Is sound a Nambu-Goldstone mode? The usual sound exists in solids, liquids, and gases, as a long-wavelength excitation with linear dispersion. Can its presence be attributed to the spontaneous breaking of some symmetry? In other words, is it a Goldstone mode of some symmetry?
 A: It depends on what sound you are talking about. Yes, in crystalline solids, sound is nothing but propagating phonons, in which case it is the Goldstone modes corresponding to broken translational symmetry.
In fluids, sound is a pressure-density wave and there it is not a Goldstone mode. It instead arises because of conservation laws governing the conservation of momentum and of mass (non-relativistically and in the absence of reactions) along with the presence of inertia.

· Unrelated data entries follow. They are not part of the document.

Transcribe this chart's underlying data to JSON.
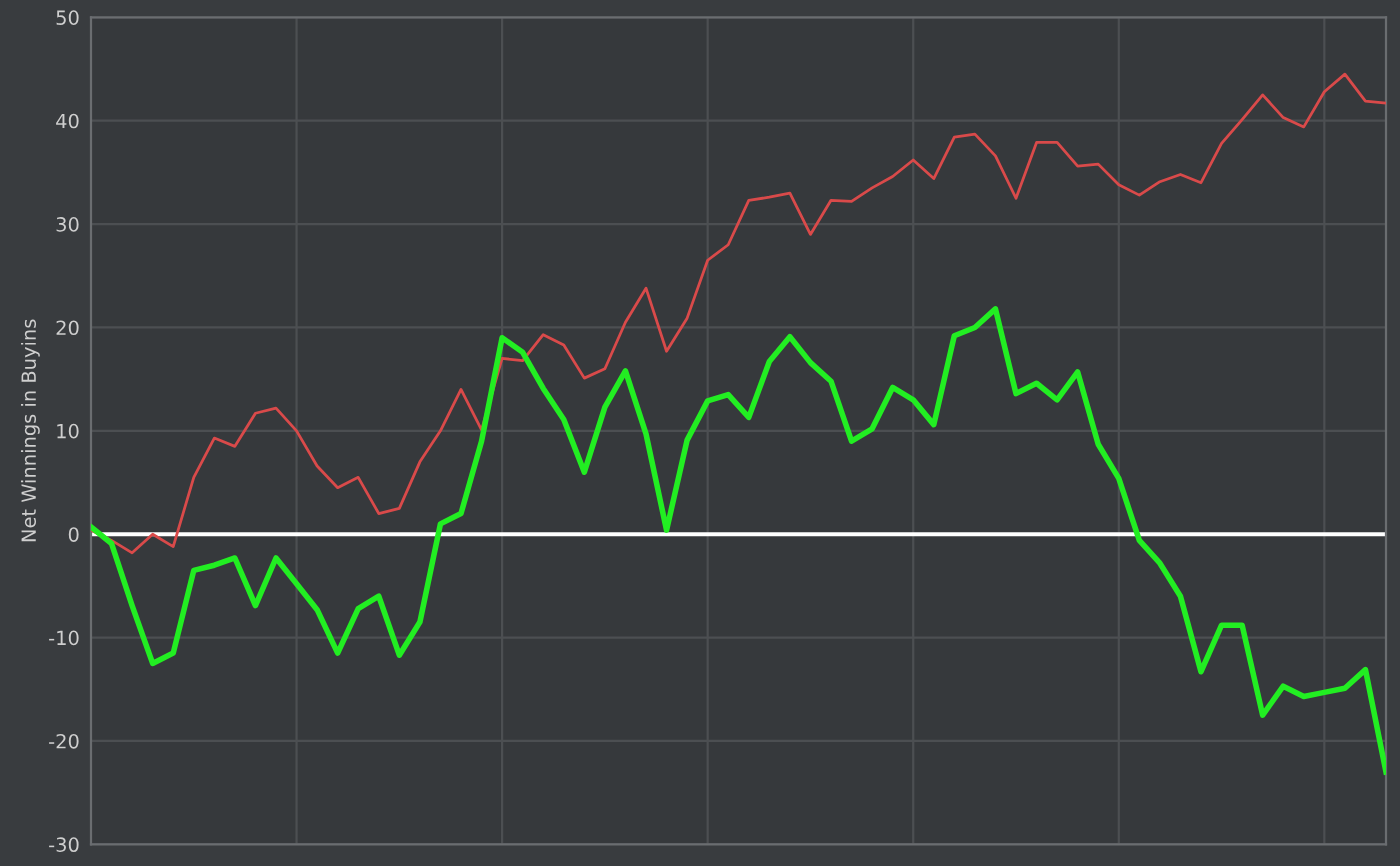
{
  "chart_data": {
    "type": "line",
    "ylabel": "Net Winnings in Buyins",
    "categories": [
      null,
      null,
      null,
      null,
      null,
      null,
      null,
      null,
      null,
      null,
      null,
      null,
      null,
      null,
      null,
      null,
      null,
      null,
      null,
      null,
      null,
      null,
      null,
      null,
      null,
      null,
      null,
      null,
      null,
      null,
      null,
      null,
      null,
      null,
      null,
      null,
      null,
      null,
      null,
      null,
      null,
      null,
      null,
      null,
      null,
      null,
      null,
      null,
      null,
      null,
      null,
      null,
      null,
      null,
      null,
      null,
      null,
      null,
      null,
      null,
      null,
      null,
      null,
      null
    ],
    "ylim": [
      -30,
      50
    ],
    "yticks": [
      -30,
      -20,
      -10,
      0,
      10,
      20,
      30,
      40,
      50
    ],
    "tick_labels": "y",
    "grid": true,
    "marker": "none",
    "line_style": "solid",
    "ref_lines": [
      {
        "axis": "y",
        "value": 0,
        "color": "#ffffff"
      }
    ],
    "series": [
      {
        "color": "#d94a4a",
        "values": [
          0.4,
          -0.6,
          -1.8,
          0.0,
          -1.2,
          5.5,
          9.3,
          8.5,
          11.7,
          12.2,
          10.0,
          6.6,
          4.5,
          5.5,
          2.0,
          2.5,
          7.0,
          10.0,
          14.0,
          10.1,
          17.0,
          16.8,
          19.3,
          18.3,
          15.1,
          16.0,
          20.5,
          23.8,
          17.7,
          20.9,
          26.5,
          28.0,
          32.3,
          32.6,
          33.0,
          29.0,
          32.3,
          32.2,
          33.5,
          34.6,
          36.2,
          34.4,
          38.4,
          38.7,
          36.6,
          32.5,
          37.9,
          37.9,
          35.6,
          35.8,
          33.8,
          32.8,
          34.1,
          34.8,
          34.0,
          37.8,
          40.1,
          42.5,
          40.3,
          39.4,
          42.8,
          44.5,
          41.9,
          41.7
        ]
      },
      {
        "color": "#22ee22",
        "values": [
          0.7,
          -0.9,
          -6.9,
          -12.5,
          -11.5,
          -3.5,
          -3.0,
          -2.3,
          -6.9,
          -2.3,
          -4.8,
          -7.3,
          -11.5,
          -7.2,
          -6.0,
          -11.7,
          -8.5,
          1.0,
          2.0,
          9.0,
          19.0,
          17.6,
          14.1,
          11.1,
          6.0,
          12.3,
          15.8,
          9.7,
          0.4,
          9.1,
          12.9,
          13.5,
          11.3,
          16.7,
          19.1,
          16.6,
          14.8,
          9.0,
          10.2,
          14.2,
          13.0,
          10.6,
          19.2,
          20.0,
          21.8,
          13.6,
          14.6,
          13.0,
          15.7,
          8.7,
          5.4,
          -0.6,
          -2.8,
          -6.0,
          -13.3,
          -8.8,
          -8.8,
          -17.5,
          -14.7,
          -15.7,
          -15.3,
          -14.9,
          -13.1,
          -23.0
        ]
      }
    ]
  }
}
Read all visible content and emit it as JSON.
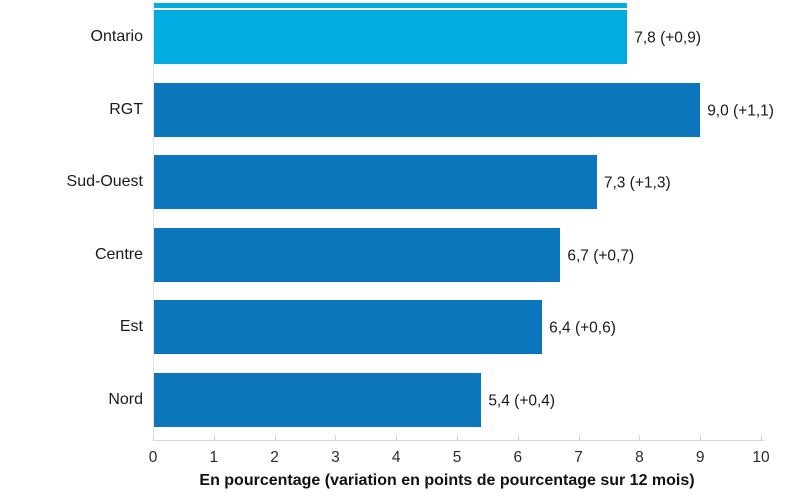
{
  "colors": {
    "highlight_bar": "#00ACE0",
    "default_bar": "#0B76BC",
    "text": "#1a1a1a",
    "axis_line": "#d9d9d9"
  },
  "chart_data": {
    "type": "bar",
    "orientation": "horizontal",
    "title": "",
    "categories": [
      "Ontario",
      "RGT",
      "Sud-Ouest",
      "Centre",
      "Est",
      "Nord"
    ],
    "values": [
      7.8,
      9.0,
      7.3,
      6.7,
      6.4,
      5.4
    ],
    "changes": [
      0.9,
      1.1,
      1.3,
      0.7,
      0.6,
      0.4
    ],
    "data_labels": [
      "7,8 (+0,9)",
      "9,0 (+1,1)",
      "7,3 (+1,3)",
      "6,7 (+0,7)",
      "6,4 (+0,6)",
      "5,4 (+0,4)"
    ],
    "bar_colors": [
      "#00ACE0",
      "#0B76BC",
      "#0B76BC",
      "#0B76BC",
      "#0B76BC",
      "#0B76BC"
    ],
    "xlabel": "En pourcentage (variation en points de pourcentage sur 12 mois)",
    "xlim": [
      0,
      10
    ],
    "xticks": [
      "0",
      "1",
      "2",
      "3",
      "4",
      "5",
      "6",
      "7",
      "8",
      "9",
      "10"
    ],
    "grid": false,
    "legend": "none"
  }
}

A: Yes sound is a goldstone mode. Consider, for example, an ideal gas with particles at positions $\mathbf{x}_i$. There is a symmetry where we can displace each particle by some displacement $\mathbf{u}$. Of course this symmetry breaks spontaneously. By definition, we only observe $\mathbf{u}=\mathbf{0}$.

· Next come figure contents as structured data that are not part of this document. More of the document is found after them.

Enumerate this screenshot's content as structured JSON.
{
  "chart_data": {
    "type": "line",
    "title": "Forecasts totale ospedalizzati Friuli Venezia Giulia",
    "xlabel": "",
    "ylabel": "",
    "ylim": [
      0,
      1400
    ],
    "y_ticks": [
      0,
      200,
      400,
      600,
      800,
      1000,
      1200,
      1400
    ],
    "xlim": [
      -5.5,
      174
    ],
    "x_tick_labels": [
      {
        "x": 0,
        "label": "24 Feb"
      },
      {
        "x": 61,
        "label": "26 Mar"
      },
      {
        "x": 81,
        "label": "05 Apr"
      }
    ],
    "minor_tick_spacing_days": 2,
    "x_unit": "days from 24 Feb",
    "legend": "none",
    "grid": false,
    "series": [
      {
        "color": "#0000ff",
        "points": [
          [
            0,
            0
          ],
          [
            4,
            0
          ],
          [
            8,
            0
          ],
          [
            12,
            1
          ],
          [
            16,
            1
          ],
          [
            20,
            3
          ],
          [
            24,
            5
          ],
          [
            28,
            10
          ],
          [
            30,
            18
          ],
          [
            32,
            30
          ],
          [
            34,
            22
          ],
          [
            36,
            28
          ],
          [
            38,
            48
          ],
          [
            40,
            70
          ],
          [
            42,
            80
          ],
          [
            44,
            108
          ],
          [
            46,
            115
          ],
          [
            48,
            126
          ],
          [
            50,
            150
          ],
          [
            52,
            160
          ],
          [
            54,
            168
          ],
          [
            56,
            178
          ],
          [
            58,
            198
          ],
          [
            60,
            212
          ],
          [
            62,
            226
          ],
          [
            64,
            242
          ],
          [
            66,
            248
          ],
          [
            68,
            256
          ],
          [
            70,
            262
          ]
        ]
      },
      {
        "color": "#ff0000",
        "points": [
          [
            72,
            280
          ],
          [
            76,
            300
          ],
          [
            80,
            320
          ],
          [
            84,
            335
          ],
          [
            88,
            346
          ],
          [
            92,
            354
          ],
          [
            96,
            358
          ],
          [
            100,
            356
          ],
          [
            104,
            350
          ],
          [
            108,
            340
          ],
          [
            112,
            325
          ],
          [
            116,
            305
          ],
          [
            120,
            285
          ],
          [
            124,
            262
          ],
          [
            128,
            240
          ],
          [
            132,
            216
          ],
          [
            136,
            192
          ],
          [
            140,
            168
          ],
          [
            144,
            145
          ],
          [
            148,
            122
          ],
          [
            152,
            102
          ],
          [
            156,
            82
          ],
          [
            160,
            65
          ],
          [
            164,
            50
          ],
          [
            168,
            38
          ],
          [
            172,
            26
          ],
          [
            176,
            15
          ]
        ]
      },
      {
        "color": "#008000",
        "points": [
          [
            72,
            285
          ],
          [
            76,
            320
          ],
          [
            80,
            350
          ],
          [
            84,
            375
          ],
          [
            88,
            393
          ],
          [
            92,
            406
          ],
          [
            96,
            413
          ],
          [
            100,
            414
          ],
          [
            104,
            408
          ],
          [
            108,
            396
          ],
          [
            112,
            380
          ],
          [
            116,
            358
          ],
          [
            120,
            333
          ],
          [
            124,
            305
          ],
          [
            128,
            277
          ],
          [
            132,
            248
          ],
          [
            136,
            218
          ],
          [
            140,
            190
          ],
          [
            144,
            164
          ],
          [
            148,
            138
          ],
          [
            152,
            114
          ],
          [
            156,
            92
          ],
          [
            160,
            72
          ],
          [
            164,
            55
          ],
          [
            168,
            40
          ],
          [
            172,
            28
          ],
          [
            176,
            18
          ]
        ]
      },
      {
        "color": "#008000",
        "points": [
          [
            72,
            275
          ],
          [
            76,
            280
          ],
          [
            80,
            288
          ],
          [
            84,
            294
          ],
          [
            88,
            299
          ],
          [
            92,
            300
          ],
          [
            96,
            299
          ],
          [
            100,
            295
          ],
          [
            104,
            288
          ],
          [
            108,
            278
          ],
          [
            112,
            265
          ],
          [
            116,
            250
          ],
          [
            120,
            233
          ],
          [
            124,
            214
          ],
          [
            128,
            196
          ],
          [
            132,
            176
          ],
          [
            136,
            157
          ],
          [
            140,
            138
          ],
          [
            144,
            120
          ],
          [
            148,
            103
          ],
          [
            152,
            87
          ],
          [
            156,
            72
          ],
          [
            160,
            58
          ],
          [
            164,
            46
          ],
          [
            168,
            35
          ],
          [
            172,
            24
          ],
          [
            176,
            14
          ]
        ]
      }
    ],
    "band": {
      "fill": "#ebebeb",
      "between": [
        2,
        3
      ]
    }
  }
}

The goldstone modes corresponding to this symmetry are modes where $\mathbf{u}$ is nonzero and varies spatially with some wavevector $\mathbf{k}$. That is, each particle gets displaced according to $\mathbf{x}_i \to \mathbf{x}_i + \mathbf{u} \cos(\mathbf{k} \cdot \mathbf{x}_i)$. This displacment will cause a sinusoidal variation in density, and therefore  sinusoidal varation in pressure, which is what sound is. 
Notice that the energy of the mode goes to zero as $\mathbf{k}$ goes to zero, since the $\mathbf{k}=\mathbf{0}$ limit is just a uniform shift, which requires zero energy. That is the idea behind goldstone modes. This same logic applies in liquids and solids as well.